I have a C++ project in use on both Windows and OS X. Initially, I had built it to use FFTW, but several months ago, I switched to using MKL for the FFT calculations on the Windows build, still using the FFTW3 interface. On Windows with a Core 2 Duo processor, the performance difference between MKL and FFTW is within 10%, which is fine. I purchased a license for MKL on Windows and have been happy.
However, when the same code is built on OS X, using the eval versions of ICC and MKL, FFTs using MKL are about 2.2 times slower than when linked to FFTW (again using an Intel processor, this time an i7). For example, when linked to FFTW, execution time is 6 seconds, and changing the linking to MKL (with no other changes), execution time is 14 seconds.

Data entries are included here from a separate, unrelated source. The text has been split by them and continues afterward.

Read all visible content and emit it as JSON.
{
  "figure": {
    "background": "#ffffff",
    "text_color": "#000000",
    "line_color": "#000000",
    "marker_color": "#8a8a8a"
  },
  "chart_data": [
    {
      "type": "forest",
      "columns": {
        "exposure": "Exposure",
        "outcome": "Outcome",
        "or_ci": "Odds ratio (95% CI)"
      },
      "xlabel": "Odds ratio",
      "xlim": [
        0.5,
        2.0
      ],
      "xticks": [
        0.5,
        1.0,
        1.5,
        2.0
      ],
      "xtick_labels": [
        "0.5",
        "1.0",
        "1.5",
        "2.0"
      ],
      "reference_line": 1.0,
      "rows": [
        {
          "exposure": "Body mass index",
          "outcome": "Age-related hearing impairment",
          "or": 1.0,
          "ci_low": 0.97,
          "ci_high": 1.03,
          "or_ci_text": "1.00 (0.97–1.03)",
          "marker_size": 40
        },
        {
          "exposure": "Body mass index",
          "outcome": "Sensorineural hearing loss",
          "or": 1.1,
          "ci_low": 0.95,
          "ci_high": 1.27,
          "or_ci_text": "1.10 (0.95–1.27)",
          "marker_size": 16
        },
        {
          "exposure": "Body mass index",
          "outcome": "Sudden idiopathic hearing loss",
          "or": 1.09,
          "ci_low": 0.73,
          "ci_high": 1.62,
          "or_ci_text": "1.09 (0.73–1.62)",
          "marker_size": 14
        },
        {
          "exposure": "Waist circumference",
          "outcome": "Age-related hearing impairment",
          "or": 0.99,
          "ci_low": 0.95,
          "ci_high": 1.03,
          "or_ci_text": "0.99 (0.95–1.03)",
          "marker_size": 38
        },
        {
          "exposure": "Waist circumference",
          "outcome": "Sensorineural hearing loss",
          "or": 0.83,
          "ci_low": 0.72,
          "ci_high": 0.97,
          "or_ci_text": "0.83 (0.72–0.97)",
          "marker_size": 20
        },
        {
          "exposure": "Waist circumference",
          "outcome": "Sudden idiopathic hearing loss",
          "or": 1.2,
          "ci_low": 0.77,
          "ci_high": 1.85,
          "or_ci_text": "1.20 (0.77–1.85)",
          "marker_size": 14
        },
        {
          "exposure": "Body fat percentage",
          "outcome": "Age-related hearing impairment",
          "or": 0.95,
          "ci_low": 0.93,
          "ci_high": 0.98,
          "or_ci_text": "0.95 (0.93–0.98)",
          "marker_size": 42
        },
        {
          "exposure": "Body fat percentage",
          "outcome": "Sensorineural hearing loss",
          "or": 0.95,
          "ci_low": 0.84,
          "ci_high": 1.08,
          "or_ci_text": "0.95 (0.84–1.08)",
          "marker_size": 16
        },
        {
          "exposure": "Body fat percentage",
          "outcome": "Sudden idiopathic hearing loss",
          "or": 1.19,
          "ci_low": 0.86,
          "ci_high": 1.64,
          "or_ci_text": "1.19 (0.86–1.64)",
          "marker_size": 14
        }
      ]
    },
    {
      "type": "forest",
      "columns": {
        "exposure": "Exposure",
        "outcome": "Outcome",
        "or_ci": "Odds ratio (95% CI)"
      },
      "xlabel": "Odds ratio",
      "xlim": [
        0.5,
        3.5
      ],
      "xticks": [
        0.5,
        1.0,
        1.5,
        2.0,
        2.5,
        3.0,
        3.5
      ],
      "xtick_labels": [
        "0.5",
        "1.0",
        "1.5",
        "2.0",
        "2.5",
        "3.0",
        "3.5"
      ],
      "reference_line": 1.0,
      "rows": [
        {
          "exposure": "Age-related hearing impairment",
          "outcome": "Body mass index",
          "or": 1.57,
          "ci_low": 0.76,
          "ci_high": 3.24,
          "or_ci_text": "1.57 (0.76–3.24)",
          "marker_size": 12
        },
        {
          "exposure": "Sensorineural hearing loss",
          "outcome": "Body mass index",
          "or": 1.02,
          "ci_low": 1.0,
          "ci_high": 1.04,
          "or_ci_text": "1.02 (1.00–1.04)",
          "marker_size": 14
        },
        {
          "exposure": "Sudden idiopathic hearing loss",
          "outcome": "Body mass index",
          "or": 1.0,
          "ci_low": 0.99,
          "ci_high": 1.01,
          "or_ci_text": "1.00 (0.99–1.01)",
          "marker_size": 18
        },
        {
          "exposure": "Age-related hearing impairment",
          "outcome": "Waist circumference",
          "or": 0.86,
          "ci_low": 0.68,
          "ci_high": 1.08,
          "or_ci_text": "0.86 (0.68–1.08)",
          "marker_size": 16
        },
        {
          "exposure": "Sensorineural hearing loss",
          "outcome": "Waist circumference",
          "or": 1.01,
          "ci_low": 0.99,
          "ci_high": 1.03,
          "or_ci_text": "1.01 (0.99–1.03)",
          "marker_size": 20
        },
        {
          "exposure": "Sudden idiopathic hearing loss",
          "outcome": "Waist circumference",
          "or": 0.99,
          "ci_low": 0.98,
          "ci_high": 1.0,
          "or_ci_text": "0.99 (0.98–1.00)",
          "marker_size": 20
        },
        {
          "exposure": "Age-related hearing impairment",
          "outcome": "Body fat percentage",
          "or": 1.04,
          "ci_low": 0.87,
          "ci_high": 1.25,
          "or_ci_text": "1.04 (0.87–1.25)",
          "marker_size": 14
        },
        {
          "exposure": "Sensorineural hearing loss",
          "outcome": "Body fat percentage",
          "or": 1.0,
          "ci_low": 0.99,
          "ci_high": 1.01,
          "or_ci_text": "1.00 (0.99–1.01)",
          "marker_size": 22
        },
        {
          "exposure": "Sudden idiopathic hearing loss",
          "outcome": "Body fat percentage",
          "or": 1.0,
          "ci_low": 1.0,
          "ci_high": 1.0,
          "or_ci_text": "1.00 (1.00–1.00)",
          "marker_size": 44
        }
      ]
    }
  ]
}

I've tried various combinations of static linking, dynamic linking, enabling threading in MKL, setting MKL to sequential mode, and so on. (The project uses pthreads for its threading, if that matters.) The only thing that seems to make a difference is the compiler. If I use LLVM instead of ICC to build, overall performance is about 20% worse, but the difference between MKL and FFTW remains.
Anybody have any ideas why MKL's FFT would be so much slower on OS X?
Sure. The CPU is an i7-2677M at 1.8 GHz, the version of OS X is 10.7.2, the version of MKL is 10.3.11, and a representative FFT problem is: single-precision, complex, rank-2, in-place, 3000x2000 elements.